Some of these crocodiles are over 3 meters long, and are some mighty and extremely terrifying beasts. Luckily the “petting zoo” area houses some smaller, yet still plenty big crocodiles that you are then directed to go pat on the back/tail. I must say it felt extremely terrifying doing that. But nothing happened, and now I have a pretty memorable picture to show for it.
Beyond just the 100s of crocodiles of the place, there’s a small museum showcasing Gambian history, folklore, dresses etc. The museum is included in the entrance price for the pool, and it is definitely worth to check out, as it does have some interesting exhibitions. It is also rather small, so is quickly visited.
Kartong Reptile Farm
Finally, outside Serrekunda, all the way south of Gambia, near the border with Senegal, is the village of Kartong. Here you’ll find the Kartong Reptile Farm, which is exactly that it sounds like. A zoo, only with reptiles.
It hosts a great variety of snakes, both harmless and very dangerous, tortoises, crabs, baby crocodiles, lizards and more. It’s primary function is as a research and educational center. This is because there’s a lot of superstition about snakes in gambian society. People believe that all snakes are super deadly, and should be feared. The reptile farm tries to educate the locale people about how to recognize dangerous snakes from harmless snakes, and to cure some of the fear that people have. They also work on learning more about snakes, and developing anti-venoms.

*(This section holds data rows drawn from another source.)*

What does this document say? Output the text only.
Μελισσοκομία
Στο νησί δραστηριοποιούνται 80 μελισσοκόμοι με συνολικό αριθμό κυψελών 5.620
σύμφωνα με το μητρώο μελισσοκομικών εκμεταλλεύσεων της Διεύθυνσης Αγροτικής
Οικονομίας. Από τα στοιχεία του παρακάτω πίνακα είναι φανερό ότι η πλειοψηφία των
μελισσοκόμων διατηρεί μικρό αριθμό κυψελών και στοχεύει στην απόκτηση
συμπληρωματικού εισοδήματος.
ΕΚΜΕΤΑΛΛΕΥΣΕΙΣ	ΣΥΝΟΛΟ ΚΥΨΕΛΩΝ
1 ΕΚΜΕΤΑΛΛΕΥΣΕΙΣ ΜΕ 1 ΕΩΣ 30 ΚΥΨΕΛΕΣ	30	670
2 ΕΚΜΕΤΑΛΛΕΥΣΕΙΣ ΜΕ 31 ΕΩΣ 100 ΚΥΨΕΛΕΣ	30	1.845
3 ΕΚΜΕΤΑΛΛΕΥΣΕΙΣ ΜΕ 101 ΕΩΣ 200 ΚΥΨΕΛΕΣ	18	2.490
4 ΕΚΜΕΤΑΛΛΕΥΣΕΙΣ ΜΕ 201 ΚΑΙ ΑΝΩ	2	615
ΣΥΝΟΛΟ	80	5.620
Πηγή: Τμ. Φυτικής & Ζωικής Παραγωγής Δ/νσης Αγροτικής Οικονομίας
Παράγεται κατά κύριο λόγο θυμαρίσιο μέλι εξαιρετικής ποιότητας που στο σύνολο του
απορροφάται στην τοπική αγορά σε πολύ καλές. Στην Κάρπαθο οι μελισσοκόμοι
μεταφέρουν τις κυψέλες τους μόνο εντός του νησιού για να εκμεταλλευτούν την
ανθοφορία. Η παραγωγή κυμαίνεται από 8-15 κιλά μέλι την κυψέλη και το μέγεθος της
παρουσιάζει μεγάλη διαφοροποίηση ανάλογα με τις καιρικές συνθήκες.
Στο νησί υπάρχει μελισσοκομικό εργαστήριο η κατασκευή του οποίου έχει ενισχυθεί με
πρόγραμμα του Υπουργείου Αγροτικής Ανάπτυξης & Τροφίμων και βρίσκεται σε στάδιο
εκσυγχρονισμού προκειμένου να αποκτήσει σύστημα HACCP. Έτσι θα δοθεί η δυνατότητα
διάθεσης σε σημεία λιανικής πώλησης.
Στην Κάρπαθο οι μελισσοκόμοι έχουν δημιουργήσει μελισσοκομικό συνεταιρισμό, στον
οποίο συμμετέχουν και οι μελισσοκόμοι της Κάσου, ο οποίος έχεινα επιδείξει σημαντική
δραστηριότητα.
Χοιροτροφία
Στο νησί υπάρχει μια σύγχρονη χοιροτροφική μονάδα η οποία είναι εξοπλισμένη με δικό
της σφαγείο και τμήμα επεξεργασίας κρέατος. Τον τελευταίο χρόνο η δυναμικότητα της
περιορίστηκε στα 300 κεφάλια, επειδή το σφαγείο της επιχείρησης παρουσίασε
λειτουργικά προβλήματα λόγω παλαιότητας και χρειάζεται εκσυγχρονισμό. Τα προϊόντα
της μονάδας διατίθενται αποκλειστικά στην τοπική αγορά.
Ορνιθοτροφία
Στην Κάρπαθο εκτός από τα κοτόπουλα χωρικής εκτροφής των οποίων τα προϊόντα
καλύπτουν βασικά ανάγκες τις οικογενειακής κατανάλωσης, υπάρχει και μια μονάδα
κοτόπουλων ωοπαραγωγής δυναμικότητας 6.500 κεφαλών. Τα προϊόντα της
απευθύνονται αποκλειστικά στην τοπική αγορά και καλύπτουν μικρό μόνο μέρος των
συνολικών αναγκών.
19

As a means to get extra funding, people can visit and get a guided tour around the site, which is actually not all that huge, but it’s still worth the trip there. During the trip, your guide will tell about each reptile, and wheter they’re dangerous or not. You’ll be able to hold and touch the animals that are harmless, and that aren’t threatened. This includes a couple of snakes, baby crocs, tortoises and such.
I came without having a phobia of snakes or lizards, so for me this was just great fun and very educational, and it was also the first time I ever got to hold a snakes, which was a fun experience, even if it was only a very small snake.
My tour-guide (not the reptile farm guide) however had a huge phobia of snakes, and he screamed and jumped around a lot, to the amusement of both me and the farm guide.